Thursday, January 03, 2013

Notes on the TURKTRUST fiasco

Yet again a Certificate Authority failed, allowing a hacker or government to spy on SSL connections. I thought I'd write up some notes. I'll likely update this post over the next couple days as more info becomes available.

The most important thing to remember is there is no evidence of maliciousness. The CA fail appears to have been accidental. More importantly, the MitM may also have been accidental. This incident will be used by those beating the "state sponsored hacking" drum, so I thought I'd point out that as of today (Jan 3 2013) no evidence exists to support that conclusion.

The incident was first detected by Google. Their blogpost says that Chrome detected the issue. That's interesting, because it implies that Chrome has some ability to detect (and report back to Google) attempts to MitM connections to

Microsoft and Mozilla reported advisories on this. The three major browsers (Chrome, Firefox, IE) have added filters preventing the bad certificates from being used. In addition, they have paused adding support for TURKTRUST's new certificates. None of these three have yet (Jan 3 2013) removed the old TURKTRUST certificate.

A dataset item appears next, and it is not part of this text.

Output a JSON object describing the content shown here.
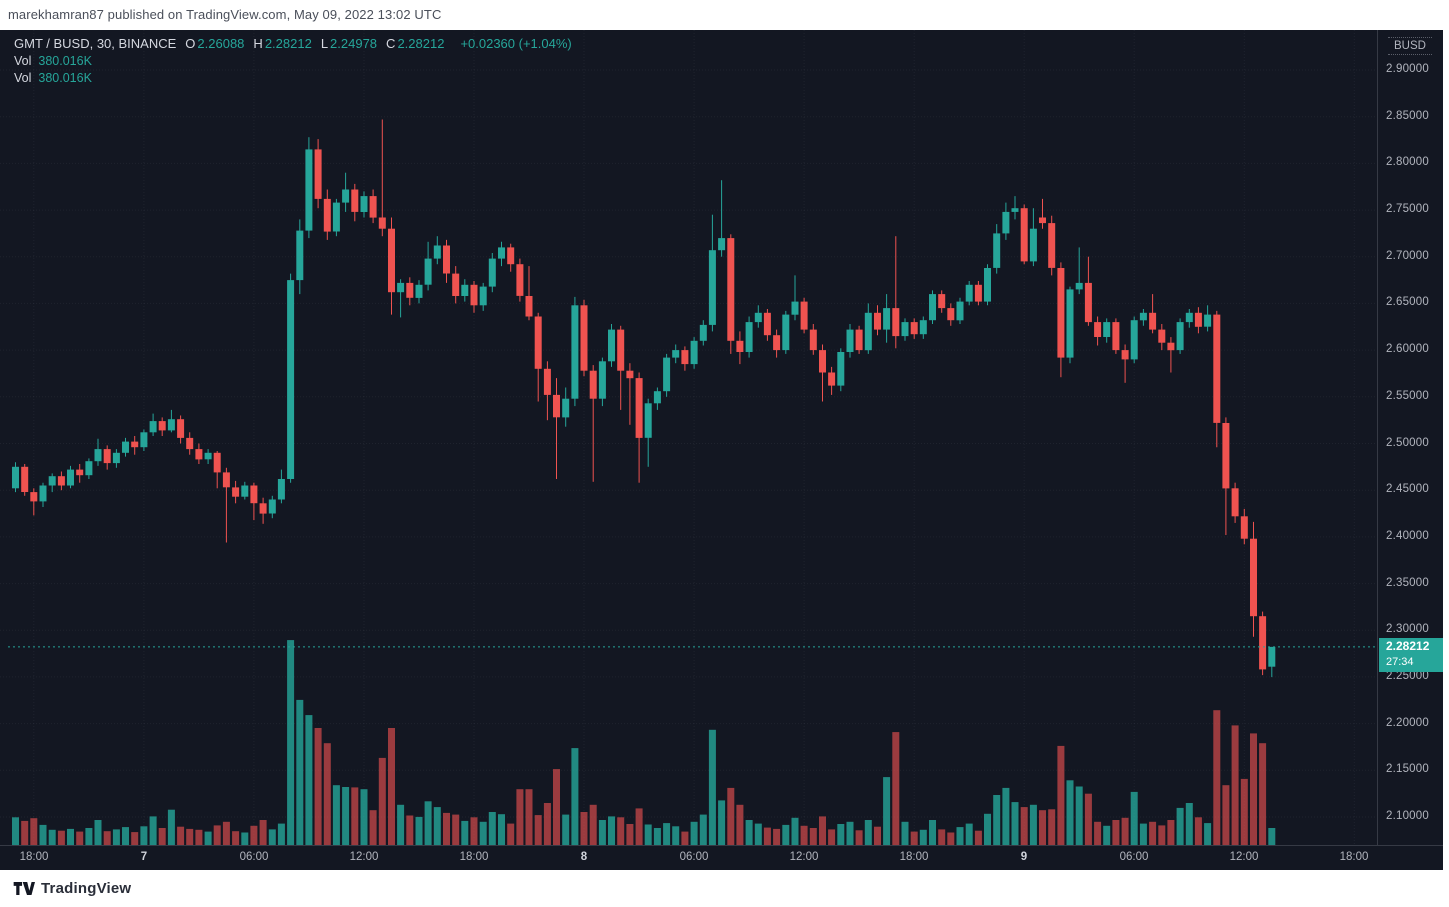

This post in the Mozilla forum appears to be from TURKTRUST. It describes the details supporting their claim that the granting of those two certificates was an accidental error that is unlikely to be repeated. These details are quite plausible.

That post also describes how the bad certificate was added to a Checkpoint firewall. These firewalls have the ability to do MitM HTTPS interception for legitimate purposes, but normally would require installing a self-signed certificate on all the desktops behind the firewall. This page at Checkpoint and this video discusses their HTTPS inspection capabilities.

I don't have enough experience with Checkpoint firewalls, but after looking at the details, this seems like a plausible scenario. It's quite possible that the MitM was essentially accidental. This is especially true when looking at it from the other point of view. Google Chrome hoovers up a ton of information from hundreds of millions of machines. When somebody misconfigures a firewall, Google is going to notice. Google is going to regularly report harmless Internet oddities that otherwise would've gone unnoticed before.

Microsoft published information about the offending certificate, which is discussed here. Someone decoded the certificate blob and posted it on pastebin. This appears to be the sort of thing the Checkpoint auto-generated certificate looks like, such as being valid for only one month.

1 comment:

Neversphere said...

Chrome has a feature called certificate pinning which ensures that certs for certain sites must be issued from a whitelisted ca.